More banks have continued to raise their interest rates Lombard facility introduced by the Reserve Bank of Malawi (RBM) to help stressed banks beginning January.
Economic commentators have, so far, linked the introduction of the Lombard facility which is pegged at two percentage points higher than the bank rate currently at 25 percent as being responsible for the increase in commercial bank’s interest rates.
FDH Bank yesterday announced the increase of its lending rate to 41.75 percent whereas Malawi Stock Exchange (MSE)—listed National Bank of Malawi (NBM) pegged its rate at 41.75 percent.

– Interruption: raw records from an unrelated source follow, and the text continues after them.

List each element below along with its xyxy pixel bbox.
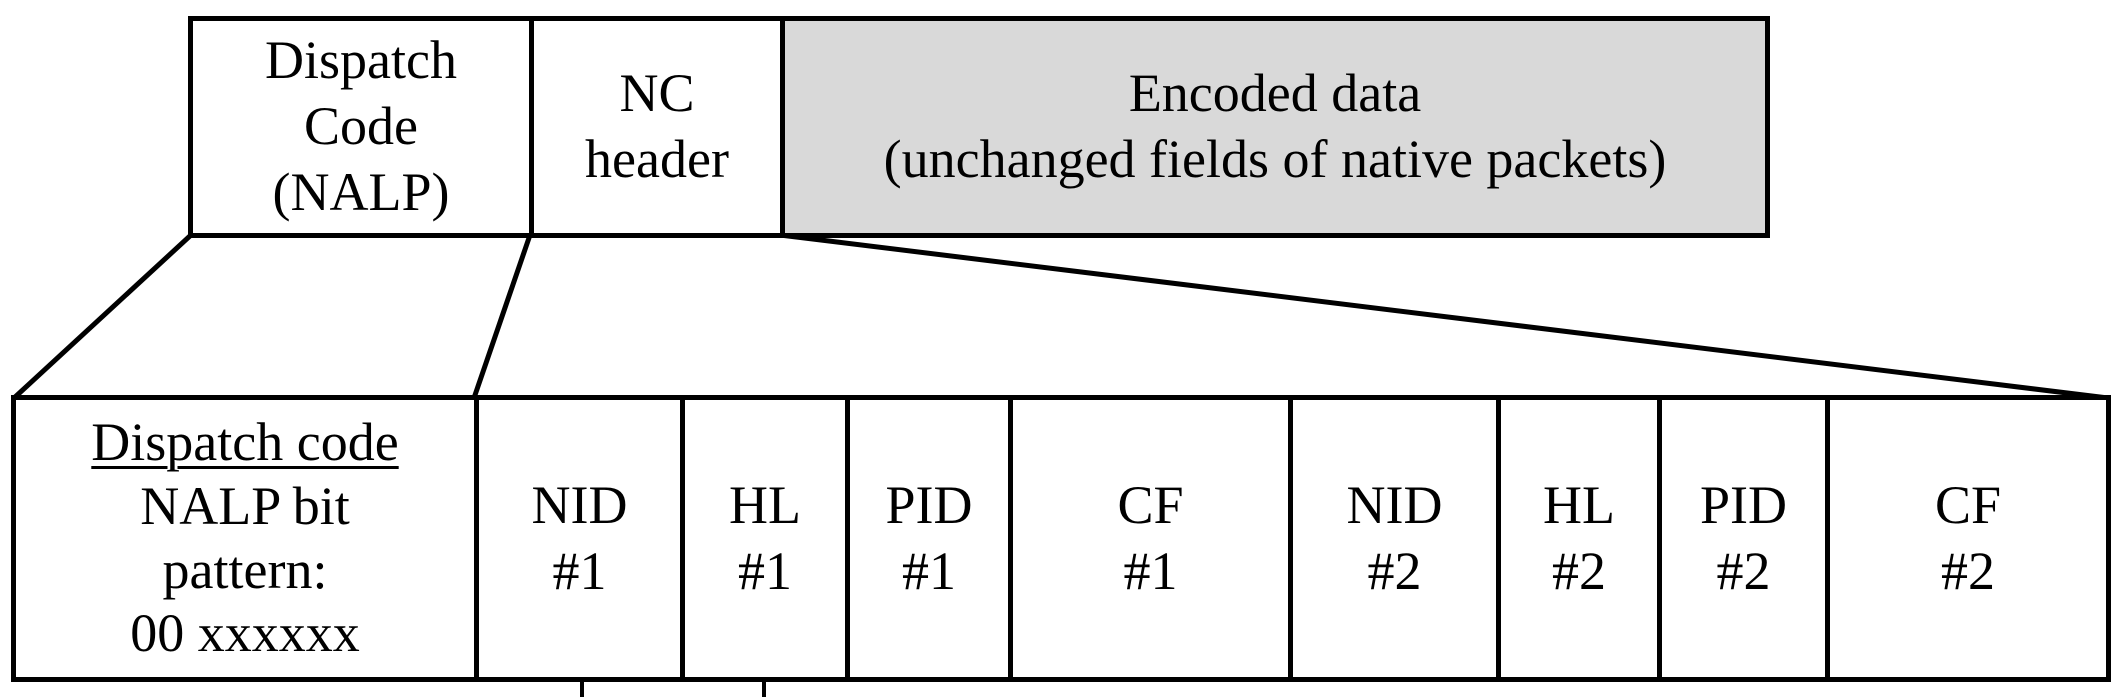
- field-hl-2-name: HL: [1543, 474, 1615, 535]
- expansion-line-middle: [471, 234, 533, 399]
- encoded-data-line-2: (unchanged fields of native packets): [883, 129, 1667, 189]
- field-pid-2-index: #2: [1716, 540, 1771, 601]
- expansion-line-left: [12, 233, 193, 400]
- nc-header-line-2: header: [585, 129, 729, 189]
- field-nid-2-index: #2: [1367, 540, 1422, 601]
- field-cf-1-index: #1: [1123, 540, 1178, 601]
- field-hl-1-name: HL: [729, 474, 801, 535]
- encoded-data-box: Encoded data (unchanged fields of native…: [780, 16, 1770, 238]
- field-cf-1: CF #1: [1008, 395, 1293, 682]
- field-nid-1: NID #1: [474, 395, 685, 682]
- field-pid-1-index: #1: [902, 540, 956, 601]
- dispatch-code-box: Dispatch Code (NALP): [188, 16, 534, 238]
- field-pid-2-name: PID: [1699, 474, 1787, 535]
- dispatch-code-line-3: (NALP): [272, 161, 450, 222]
- field-hl-1-index: #1: [738, 540, 792, 601]
- field-hl-2-index: #2: [1552, 540, 1606, 601]
- field-hl-2: HL #2: [1496, 395, 1662, 682]
- field-cf-2-index: #2: [1941, 540, 1995, 601]
- dispatch-code-line-1: Dispatch: [265, 30, 457, 91]
- field-nid-2-name: NID: [1346, 474, 1443, 535]
- field-pid-2: PID #2: [1657, 395, 1830, 682]
- field-cf-1-name: CF: [1117, 474, 1184, 535]
- dispatch-pattern-line-3: 00 xxxxxx: [130, 603, 360, 664]
- field-nid-1-name: NID: [531, 474, 628, 535]
- field-pid-1: PID #1: [845, 395, 1013, 682]
- nc-header-box: NC header: [529, 16, 785, 238]
- expansion-line-right: [779, 232, 2109, 401]
- field-cf-2: CF #2: [1825, 395, 2111, 682]
- field-pid-1-name: PID: [885, 474, 973, 535]
- field-nid-1-index: #1: [552, 540, 607, 601]
- encoded-data-line-1: Encoded data: [1128, 63, 1422, 124]
- field-nid-2: NID #2: [1288, 395, 1501, 682]
- field-hl-1: HL #1: [680, 395, 850, 682]
- field-cf-2-name: CF: [1934, 474, 2002, 535]
- dispatch-code-line-2: Code: [304, 96, 418, 157]
- nc-header-line-1: NC: [619, 63, 695, 124]
- dispatch-pattern-box: Dispatch code NALP bit pattern: 00 xxxxx…: [11, 395, 479, 682]
- dispatch-pattern-title: Dispatch code: [91, 412, 399, 473]
- dispatch-pattern-line-2: pattern:: [162, 539, 328, 600]
- dispatch-pattern-line-1: NALP bit: [140, 475, 350, 536]
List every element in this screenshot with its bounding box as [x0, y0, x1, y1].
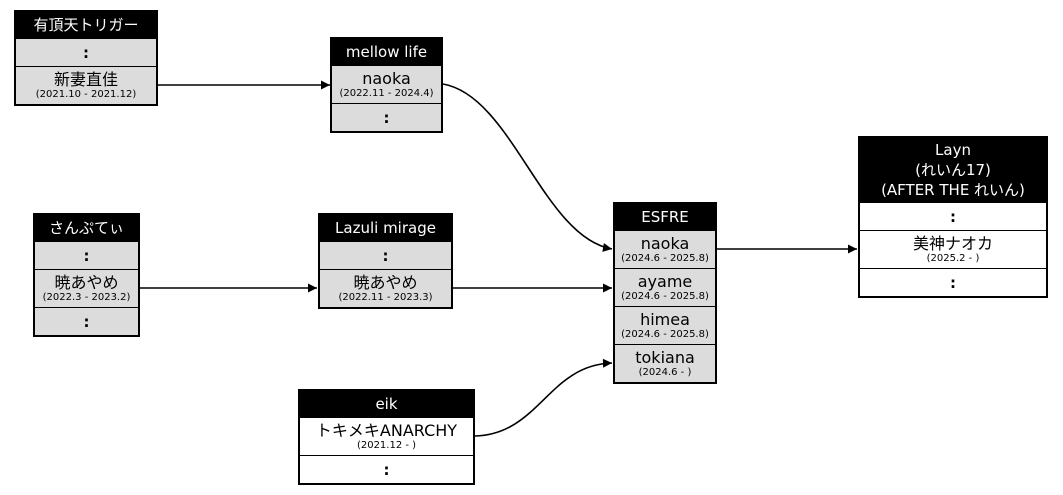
ellipsis-text: : — [83, 43, 89, 62]
edge-naoka-to-esfre — [442, 83, 613, 252]
member-name: himea — [640, 310, 690, 329]
ellipsis-text: : — [383, 108, 390, 127]
ellipsis-text: : — [83, 246, 90, 265]
group-title: Layn (れいん17) (AFTER THE れいん) — [860, 138, 1046, 202]
ellipsis-row: : — [860, 268, 1046, 296]
member-name: naoka — [640, 234, 690, 253]
ellipsis-row: : — [860, 202, 1046, 230]
member-name: トキメキANARCHY — [315, 421, 458, 440]
group-title: ESFRE — [615, 204, 715, 230]
member-name: 新妻直佳 — [53, 70, 118, 89]
ellipsis-row: : — [35, 307, 138, 335]
member-row: 美神ナオカ (2025.2 - ) — [860, 230, 1046, 268]
group-title-line: Layn — [935, 141, 971, 159]
member-dates: (2024.6 - 2025.8) — [621, 329, 709, 340]
group-node-uchoten-trigger: 有頂天トリガー : 新妻直佳 (2021.10 - 2021.12) — [14, 10, 158, 106]
member-dates: (2024.6 - ) — [638, 367, 692, 378]
member-row: 暁あやめ (2022.3 - 2023.2) — [35, 269, 138, 307]
group-title-text: Lazuli mirage — [335, 219, 436, 237]
member-dates: (2025.2 - ) — [926, 253, 980, 264]
group-title-text: 有頂天トリガー — [33, 16, 139, 34]
member-row: ayame (2024.6 - 2025.8) — [615, 268, 715, 306]
member-name: tokiana — [635, 348, 695, 367]
member-dates: (2021.10 - 2021.12) — [35, 89, 137, 100]
member-row: naoka (2024.6 - 2025.8) — [615, 230, 715, 268]
member-dates: (2022.11 - 2024.4) — [339, 88, 434, 99]
group-title-text: ESFRE — [641, 208, 689, 226]
ellipsis-row: : — [16, 38, 156, 66]
ellipsis-text: : — [83, 312, 90, 331]
group-node-mellow-life: mellow life naoka (2022.11 - 2024.4) : — [330, 37, 443, 133]
group-title-line: (AFTER THE れいん) — [881, 181, 1025, 199]
group-node-sanputei: さんぷてぃ : 暁あやめ (2022.3 - 2023.2) : — [33, 213, 140, 337]
group-node-lazuli-mirage: Lazuli mirage : 暁あやめ (2022.11 - 2023.3) — [318, 213, 453, 309]
group-title: eik — [300, 391, 473, 417]
group-title-text: eik — [375, 395, 398, 413]
group-node-esfre: ESFRE naoka (2024.6 - 2025.8) ayame (202… — [613, 202, 717, 384]
member-name: naoka — [362, 69, 411, 88]
ellipsis-text: : — [382, 246, 389, 265]
ellipsis-row: : — [332, 103, 441, 131]
ellipsis-text: : — [950, 273, 956, 292]
member-dates: (2024.6 - 2025.8) — [621, 291, 709, 302]
group-title-text: mellow life — [345, 43, 428, 61]
member-row: トキメキANARCHY (2021.12 - ) — [300, 417, 473, 455]
member-row: 新妻直佳 (2021.10 - 2021.12) — [16, 66, 156, 104]
member-dates: (2022.11 - 2023.3) — [338, 292, 433, 303]
member-row: tokiana (2024.6 - ) — [615, 344, 715, 382]
member-name: 暁あやめ — [54, 273, 119, 292]
ellipsis-row: : — [35, 241, 138, 269]
ellipsis-text: : — [383, 460, 390, 479]
group-title-text: さんぷてぃ — [48, 219, 124, 237]
edge-tokimeki-to-esfre — [474, 358, 613, 437]
ellipsis-text: : — [950, 207, 956, 226]
member-row: 暁あやめ (2022.11 - 2023.3) — [320, 269, 451, 307]
member-dates: (2021.12 - ) — [356, 440, 417, 451]
group-title: 有頂天トリガー — [16, 12, 156, 38]
group-node-layn: Layn (れいん17) (AFTER THE れいん) : 美神ナオカ (20… — [858, 136, 1048, 298]
member-name: 暁あやめ — [353, 273, 418, 292]
member-name: 美神ナオカ — [912, 234, 993, 253]
member-name: ayame — [637, 272, 693, 291]
member-dates: (2022.3 - 2023.2) — [42, 292, 131, 303]
member-row: naoka (2022.11 - 2024.4) — [332, 65, 441, 103]
member-row: himea (2024.6 - 2025.8) — [615, 306, 715, 344]
group-node-eik: eik トキメキANARCHY (2021.12 - ) : — [298, 389, 475, 485]
group-title: mellow life — [332, 39, 441, 65]
group-title-line: (れいん17) — [915, 161, 991, 179]
ellipsis-row: : — [300, 455, 473, 483]
group-title: Lazuli mirage — [320, 215, 451, 241]
ellipsis-row: : — [320, 241, 451, 269]
group-title: さんぷてぃ — [35, 215, 138, 241]
member-dates: (2024.6 - 2025.8) — [621, 253, 709, 264]
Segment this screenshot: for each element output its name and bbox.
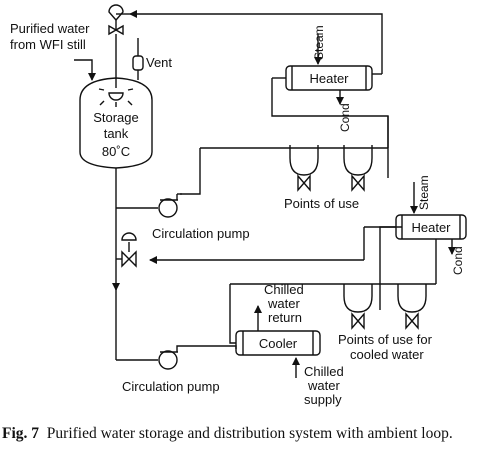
pou-cooled-loop-2 [397,284,427,313]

This followed increases by Standard Bank whose rate is at 39.5 percent and CDH Investment Bank earlier at 40 percent earlier in the week.
Chancellor College economics professor Ben Kaluwa earlier argued that RBM effectively raised the bank—the rate at which commercial banks borrow from the central bank—by pegging the Lombard rate at 27 percent
But RBM spokesperson Mbane Ngwira told Business News this week that the facility is meant to assist the commercial banks to borrow from the central bank easily.
He was surprised that commercial banks are raising their interest rates due to the facility which is supposed to bring in discipline on the market.
In December 2012, RBM raised the bank rate to 25 percent from 21 percent which prompted banks to raise their interest rates.
Commercial banks also increased their interest rates in March 2013 due to high Treasury Bills (T-bills) and a liquidity squeeze.
However, mid-last year, the commercial banks reduced their base lending rates after liquidity levels on the market improved.